The municipality’s water and sewer committee had met prior to the Jan. 19 meeting and, with five councillors in attendance, they discussed the issue, making the decision to remove the ice from community centres in Brussels and Seaforth.
Mayor Bernie MacLellan said at council’s Jan. 19 meeting, which was held virtually via Zoom, that after the decision to remove the ice was made, news quickly circulated on Facebook before some user groups could be officially notified.
In speaking with a representative of the Seaforth Minor Hockey Association, MacLellan said the representative was not happy, but understood the municipality’s decision.
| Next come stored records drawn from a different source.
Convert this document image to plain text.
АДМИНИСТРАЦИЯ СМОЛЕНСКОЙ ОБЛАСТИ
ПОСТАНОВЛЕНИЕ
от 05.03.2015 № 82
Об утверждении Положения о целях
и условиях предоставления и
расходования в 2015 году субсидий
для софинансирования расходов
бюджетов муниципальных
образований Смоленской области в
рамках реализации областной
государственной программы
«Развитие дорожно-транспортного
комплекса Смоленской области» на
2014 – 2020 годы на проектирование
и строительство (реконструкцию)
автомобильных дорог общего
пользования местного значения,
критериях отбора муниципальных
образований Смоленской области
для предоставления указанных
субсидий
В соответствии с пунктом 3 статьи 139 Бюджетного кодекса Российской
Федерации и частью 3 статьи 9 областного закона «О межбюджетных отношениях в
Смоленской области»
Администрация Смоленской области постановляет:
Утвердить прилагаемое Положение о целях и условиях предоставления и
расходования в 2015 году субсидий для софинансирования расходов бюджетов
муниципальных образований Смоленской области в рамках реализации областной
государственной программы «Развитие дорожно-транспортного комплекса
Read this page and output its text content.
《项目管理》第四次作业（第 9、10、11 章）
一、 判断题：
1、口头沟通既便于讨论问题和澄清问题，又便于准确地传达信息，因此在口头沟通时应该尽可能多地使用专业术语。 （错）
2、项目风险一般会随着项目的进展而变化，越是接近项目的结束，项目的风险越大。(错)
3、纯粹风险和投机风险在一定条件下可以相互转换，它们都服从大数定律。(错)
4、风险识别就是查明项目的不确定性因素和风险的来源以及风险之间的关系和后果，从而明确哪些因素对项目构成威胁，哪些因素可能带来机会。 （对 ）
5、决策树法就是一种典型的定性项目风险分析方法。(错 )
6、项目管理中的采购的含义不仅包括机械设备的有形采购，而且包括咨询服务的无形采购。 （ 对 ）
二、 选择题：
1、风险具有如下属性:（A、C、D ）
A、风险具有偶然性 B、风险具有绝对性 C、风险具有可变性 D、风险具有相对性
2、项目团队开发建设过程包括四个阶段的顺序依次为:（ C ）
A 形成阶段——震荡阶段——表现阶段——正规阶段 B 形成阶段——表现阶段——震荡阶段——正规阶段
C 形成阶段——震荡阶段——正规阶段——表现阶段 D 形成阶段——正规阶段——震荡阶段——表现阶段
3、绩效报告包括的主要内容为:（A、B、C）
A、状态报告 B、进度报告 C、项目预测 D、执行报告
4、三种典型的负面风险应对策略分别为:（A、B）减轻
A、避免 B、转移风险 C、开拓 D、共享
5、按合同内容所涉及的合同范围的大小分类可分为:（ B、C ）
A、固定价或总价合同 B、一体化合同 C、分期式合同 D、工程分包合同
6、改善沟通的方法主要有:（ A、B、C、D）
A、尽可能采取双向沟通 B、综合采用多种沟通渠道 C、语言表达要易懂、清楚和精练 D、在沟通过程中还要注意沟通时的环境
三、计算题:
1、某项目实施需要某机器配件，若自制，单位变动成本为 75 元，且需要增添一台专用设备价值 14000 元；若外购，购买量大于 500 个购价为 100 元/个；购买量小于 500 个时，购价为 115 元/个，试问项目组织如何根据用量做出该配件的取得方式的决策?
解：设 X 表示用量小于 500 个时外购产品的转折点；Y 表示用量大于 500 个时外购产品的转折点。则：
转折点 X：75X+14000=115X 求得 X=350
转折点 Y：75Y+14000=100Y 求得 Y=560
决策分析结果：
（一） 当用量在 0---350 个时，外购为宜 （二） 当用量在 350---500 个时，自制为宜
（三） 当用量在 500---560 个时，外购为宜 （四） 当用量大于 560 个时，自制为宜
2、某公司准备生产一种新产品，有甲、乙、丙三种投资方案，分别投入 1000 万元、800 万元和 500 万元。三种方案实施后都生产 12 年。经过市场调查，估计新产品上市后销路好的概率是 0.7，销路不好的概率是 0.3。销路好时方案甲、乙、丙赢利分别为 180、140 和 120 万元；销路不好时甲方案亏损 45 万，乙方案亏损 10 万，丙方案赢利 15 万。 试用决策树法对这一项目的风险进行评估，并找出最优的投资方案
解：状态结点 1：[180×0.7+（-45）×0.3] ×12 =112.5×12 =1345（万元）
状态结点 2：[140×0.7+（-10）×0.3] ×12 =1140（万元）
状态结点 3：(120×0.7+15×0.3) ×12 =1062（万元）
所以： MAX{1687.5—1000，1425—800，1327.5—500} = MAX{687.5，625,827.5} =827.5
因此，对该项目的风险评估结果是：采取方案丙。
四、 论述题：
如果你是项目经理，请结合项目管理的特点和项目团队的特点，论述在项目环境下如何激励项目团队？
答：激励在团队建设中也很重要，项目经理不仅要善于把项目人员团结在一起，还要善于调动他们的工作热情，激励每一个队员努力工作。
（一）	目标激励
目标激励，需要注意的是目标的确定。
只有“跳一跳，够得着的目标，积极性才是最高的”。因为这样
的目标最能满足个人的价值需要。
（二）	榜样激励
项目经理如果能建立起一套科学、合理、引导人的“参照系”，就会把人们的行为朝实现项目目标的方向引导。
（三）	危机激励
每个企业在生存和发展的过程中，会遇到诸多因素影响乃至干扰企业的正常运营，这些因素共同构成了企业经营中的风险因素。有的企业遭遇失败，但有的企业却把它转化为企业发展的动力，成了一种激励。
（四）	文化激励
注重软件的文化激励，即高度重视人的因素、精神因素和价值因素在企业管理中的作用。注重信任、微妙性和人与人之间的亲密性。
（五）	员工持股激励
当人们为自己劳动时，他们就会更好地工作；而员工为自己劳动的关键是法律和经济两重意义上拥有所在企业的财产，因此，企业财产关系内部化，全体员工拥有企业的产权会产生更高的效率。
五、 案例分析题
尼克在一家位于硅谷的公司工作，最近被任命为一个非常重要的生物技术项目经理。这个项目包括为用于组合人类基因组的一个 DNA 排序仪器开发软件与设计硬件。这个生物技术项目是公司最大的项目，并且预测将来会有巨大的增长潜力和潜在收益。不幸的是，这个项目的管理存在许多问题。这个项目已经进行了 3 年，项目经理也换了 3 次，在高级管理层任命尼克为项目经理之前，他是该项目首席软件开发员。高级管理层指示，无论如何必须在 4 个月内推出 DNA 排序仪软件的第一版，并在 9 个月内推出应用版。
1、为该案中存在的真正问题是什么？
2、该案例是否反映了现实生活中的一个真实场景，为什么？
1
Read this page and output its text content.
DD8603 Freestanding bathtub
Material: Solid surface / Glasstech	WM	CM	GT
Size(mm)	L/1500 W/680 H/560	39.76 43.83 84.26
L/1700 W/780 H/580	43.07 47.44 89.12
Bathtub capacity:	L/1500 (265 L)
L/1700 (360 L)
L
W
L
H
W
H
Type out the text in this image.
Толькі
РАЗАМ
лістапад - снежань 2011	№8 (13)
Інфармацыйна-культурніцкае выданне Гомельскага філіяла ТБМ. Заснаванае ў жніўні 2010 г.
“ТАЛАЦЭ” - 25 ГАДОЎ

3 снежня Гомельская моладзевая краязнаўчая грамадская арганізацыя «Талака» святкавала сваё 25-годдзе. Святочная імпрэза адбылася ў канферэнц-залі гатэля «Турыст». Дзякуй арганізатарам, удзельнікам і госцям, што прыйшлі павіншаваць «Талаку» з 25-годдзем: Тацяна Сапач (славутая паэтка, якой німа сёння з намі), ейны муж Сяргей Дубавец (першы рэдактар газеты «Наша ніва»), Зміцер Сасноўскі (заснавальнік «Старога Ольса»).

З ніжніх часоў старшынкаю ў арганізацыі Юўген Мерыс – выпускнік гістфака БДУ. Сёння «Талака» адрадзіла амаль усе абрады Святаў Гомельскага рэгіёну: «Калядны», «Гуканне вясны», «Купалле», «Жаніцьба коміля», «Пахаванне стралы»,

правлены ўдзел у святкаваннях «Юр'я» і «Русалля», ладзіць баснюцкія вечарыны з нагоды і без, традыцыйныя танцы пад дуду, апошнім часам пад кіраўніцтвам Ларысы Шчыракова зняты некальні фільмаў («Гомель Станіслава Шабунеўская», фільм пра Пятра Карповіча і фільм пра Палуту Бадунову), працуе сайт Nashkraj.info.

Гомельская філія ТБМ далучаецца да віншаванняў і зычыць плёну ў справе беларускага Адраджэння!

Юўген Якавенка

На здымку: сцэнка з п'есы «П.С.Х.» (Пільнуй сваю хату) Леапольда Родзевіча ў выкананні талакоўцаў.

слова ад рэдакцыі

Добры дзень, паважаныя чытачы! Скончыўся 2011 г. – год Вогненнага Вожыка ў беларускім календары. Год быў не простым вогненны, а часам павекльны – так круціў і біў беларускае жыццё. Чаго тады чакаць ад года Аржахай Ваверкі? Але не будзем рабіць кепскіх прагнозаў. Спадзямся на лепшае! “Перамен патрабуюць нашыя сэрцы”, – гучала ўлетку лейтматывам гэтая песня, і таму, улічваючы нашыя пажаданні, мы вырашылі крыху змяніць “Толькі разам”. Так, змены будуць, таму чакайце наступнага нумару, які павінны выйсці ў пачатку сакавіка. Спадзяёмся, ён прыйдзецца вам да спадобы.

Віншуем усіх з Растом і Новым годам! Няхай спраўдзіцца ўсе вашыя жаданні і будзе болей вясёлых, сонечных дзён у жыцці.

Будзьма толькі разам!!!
Despite no activities in the centres during the lockdown, simply keeping the ice cold enough was costing the municipality approximately $500 per day, MacLellan said.
Before the final decision had been made, the association had sent a letter to Huron East Council requesting that council retract any decision that would remove the ice from local community centres.
“We are requesting you retract... your decision to remove the ice Jan. 18 and have open dialogue with ourselves and the other user groups,” stated a letter written by the Seaforth Minor Hockey Executive. “We have 120 kids that are currently stuck at home and we would appreciate the opportunity to hopefully continue their season in February.”
The letter also stated that because many of the area’s young hockey players had already gone over 10 months without being able to play organized hockey, another two-and-a-half weeks wouldn’t have made a huge impact.
Chief Administrative Officer Brad Knight also weighed in, saying staff had conferred with other nearby municipalities and many were making the same decision to remove the ice from their arenas, including North Huron, Perth East, Mitchell and Goderich, among others. He then said he sent correspondence to the user groups to notify them of the decision.
In his letter, Knight said the decision has been made not just with the best information available at the time, but also including the projections for the coming weeks.
“I would suggest that we are fortunate to live in Huron-Perth as we are not deemed one of the ‘hot’ spots of the province,” he said. “In times of a pandemic like COVID-19 we are fortunate to have open spaces and other amenities that we can enjoy without the high population concentrations. Unfortunately, for the province as a whole, COVID-19 is going to be with us for a number of months yet and based on the information we have available to us, we do not anticipate that indoor recreation facilities will reopen in the immediate future.”
At a meeting earlier in January, council had discussed possibly removing the ice from the municipality’s arenas. With no playoffs, due to COVID-19 travel restrictions, seasons would end in very early March, staff said. That meant that if the stay-at-home order was to be extended into mid-February or further, that would leave just two or three weeks of ice time for local teams if the order wasn’t extended once again.
“On behalf of Huron East Council, I hope that you can appreciate the decisions that have been made in these unprecedented times. We look forward to a return to more normal indoor recreation activities in the fall of 2021,” Knight concluded his letter.